Tuesday, July 9, 2013

Countdown

I'm having trouble staying focused. And I need to get a *lot* done, especially in the work sense.
 
So while I'm not actually "counting down" to my 12-week "vacation", I'm trying to be the all-star I can be so when I return from maternity leave, my job is good standing and my projects have magically managed themselves a-ok while I was out. I do feel bad... who will handle my work? How many projects will I actually have? There's a possibility I'll lose the majority of my projects due to a client selling their sites. That would totally suck. What kind of omen is that?
 
I've already discussed with HR the possibility of logging some part time hours (or one hour) on a weekly basis to keep up with emails and status of my projects. I do finally know most of my projects like the back of my hand. I get a few confused every now and then - mostly in addressing them. Like I have a handful of jobs called "ABC-#" based on what gas station number they are. I have ABC-11, ABC-18, and ABC-19. And I'll be talking about one (and I can see it in my mind), but I'll keep calling it another number. Oops. I did that with my Agriculture projects in Illinois too. A select few were hard to keep their similar sounding names straight. It's like the settlers had no creativity when naming towns in Illinois.
 
I totally digressed. I didn't even have a point. Or maybe I did. Hmmm...
 
Baby G likes to scare his mom. I'm supposed to be doing "kick counts" and paying attention to his movements. 10 kicks/movements/hiccups/roll overs an hour. And time will pass and I won't feel him at all. And then I freak out. I'm very scared and worried something bad will happen. I will be very happy when he is safe and sound in my arms. LOL. Or not. Then starts 18 years of freaking out when he's moving, walking, driving, out late, climbing on things, at the playground, swimming, at the beach... oh my. Am I destined to spend the rest of my life worrying about my kids? Crap. This isn't fun at all! This isn't what I signed up for! Though I have no idea what I signed up for anymore.

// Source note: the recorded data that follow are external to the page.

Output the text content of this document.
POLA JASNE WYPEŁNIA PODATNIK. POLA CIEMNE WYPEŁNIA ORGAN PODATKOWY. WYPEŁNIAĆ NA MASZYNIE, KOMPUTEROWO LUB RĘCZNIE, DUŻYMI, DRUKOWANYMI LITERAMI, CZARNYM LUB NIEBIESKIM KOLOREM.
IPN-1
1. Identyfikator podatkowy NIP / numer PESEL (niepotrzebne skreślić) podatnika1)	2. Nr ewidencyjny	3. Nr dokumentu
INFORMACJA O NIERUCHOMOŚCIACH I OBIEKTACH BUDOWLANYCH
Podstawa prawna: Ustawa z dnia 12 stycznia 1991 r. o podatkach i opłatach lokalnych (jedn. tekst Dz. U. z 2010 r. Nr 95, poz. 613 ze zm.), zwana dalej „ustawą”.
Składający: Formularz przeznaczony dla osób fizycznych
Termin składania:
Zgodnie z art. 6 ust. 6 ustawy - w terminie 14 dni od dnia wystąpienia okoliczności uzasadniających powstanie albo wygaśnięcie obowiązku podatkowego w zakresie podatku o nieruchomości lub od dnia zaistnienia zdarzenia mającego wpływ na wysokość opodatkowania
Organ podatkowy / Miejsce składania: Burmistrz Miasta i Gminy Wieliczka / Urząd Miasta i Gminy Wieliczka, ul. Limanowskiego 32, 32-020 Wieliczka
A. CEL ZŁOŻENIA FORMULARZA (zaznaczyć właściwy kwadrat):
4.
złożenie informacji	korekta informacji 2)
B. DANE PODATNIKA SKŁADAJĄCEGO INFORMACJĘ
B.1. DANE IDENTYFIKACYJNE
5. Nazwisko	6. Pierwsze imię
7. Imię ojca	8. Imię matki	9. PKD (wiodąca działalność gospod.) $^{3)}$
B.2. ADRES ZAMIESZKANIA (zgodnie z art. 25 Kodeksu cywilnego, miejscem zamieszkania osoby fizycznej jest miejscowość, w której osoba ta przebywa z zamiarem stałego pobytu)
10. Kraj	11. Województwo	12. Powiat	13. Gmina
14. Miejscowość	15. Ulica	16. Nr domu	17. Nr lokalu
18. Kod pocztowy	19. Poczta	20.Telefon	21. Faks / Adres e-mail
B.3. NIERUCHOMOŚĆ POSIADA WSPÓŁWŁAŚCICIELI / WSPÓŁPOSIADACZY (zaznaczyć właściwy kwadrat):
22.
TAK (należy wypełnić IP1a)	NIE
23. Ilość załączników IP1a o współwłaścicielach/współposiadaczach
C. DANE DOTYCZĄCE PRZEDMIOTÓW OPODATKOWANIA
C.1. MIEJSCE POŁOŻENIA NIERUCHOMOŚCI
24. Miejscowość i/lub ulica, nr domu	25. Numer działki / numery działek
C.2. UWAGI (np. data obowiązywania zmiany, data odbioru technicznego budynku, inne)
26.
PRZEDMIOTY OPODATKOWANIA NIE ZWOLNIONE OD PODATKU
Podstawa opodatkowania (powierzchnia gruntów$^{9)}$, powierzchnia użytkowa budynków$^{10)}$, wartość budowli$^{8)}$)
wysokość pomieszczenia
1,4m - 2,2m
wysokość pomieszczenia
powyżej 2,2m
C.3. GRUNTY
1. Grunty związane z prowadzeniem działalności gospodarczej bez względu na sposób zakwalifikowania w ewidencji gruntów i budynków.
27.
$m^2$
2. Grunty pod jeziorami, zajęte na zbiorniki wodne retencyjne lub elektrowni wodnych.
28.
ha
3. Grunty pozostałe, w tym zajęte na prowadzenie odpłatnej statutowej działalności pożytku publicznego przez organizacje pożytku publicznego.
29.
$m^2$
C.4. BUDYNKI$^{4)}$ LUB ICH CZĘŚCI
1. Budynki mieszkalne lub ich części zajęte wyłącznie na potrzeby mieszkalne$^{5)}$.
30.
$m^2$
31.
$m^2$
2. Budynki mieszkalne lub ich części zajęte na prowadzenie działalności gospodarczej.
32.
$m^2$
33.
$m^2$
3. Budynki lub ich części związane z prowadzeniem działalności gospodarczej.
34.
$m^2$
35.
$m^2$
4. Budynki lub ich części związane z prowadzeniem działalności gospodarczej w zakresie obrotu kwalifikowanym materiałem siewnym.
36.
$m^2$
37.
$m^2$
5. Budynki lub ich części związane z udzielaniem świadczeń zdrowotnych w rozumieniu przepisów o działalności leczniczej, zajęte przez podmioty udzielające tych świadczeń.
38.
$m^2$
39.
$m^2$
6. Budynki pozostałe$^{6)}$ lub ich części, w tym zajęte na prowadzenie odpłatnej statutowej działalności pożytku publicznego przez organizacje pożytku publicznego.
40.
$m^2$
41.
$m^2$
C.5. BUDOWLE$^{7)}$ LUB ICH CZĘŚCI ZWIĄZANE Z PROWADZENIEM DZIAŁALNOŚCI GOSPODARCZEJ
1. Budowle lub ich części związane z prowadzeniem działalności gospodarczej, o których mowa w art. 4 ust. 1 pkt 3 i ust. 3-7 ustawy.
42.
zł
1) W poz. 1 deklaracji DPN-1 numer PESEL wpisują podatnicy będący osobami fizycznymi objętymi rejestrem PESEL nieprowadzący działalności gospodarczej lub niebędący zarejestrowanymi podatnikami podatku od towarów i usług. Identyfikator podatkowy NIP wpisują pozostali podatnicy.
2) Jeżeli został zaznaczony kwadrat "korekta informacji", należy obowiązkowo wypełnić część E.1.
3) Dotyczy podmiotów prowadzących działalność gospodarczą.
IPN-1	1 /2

I had two doctor appointments last week. My Tuesday one was scheduled and just a check up on my blood sugars. All was good. Then it went to hell and a hand basket and I was calling Friday after breakfast to make an appointment. With travel this week (I'm currently in Springfield), I knew I would have less control and would struggle even more to keep my numbers below their goals. And it is frustrating. It's similar to losing weight. You hop on the scale and you've gained a pound. Do that that after every meal for a week.... that's the level of frustration. Oh, but wait, you aren't just losing weight for yourself. You are under scrutiny to lose weight or lose your child. So yea, when on Friday after breakfast, my normal one toast + 2 egg breakfast that I'd been eating for 3+ weeks was 131 instead of my normal 105, I was pissed off, frustrated, and crying. And that's what it's like to have GD.

For everyone wondering (because I know you all secretly do...) here's a diagram of what the baby looks like. He has run of out room. He has to be completely scrunched up. When he stretches or rolls, my belly very clearly shows it. It's creepy.

Coming up this week  and all weeks after -- very busy! Weekly doctor appointments are on Thursday with ultrasounds on Friday. We also have baby class every Thursday night through the beginning of August. I signed up for Yoga on Sunday nights, and we are still River Walking on Wednesday evenings. I'm in Springfield M-W a handful of the upcoming weeks also. I don't have any wiggle room for more doctor appointments or hormone changes or spikes in blood sugar leading to insulin.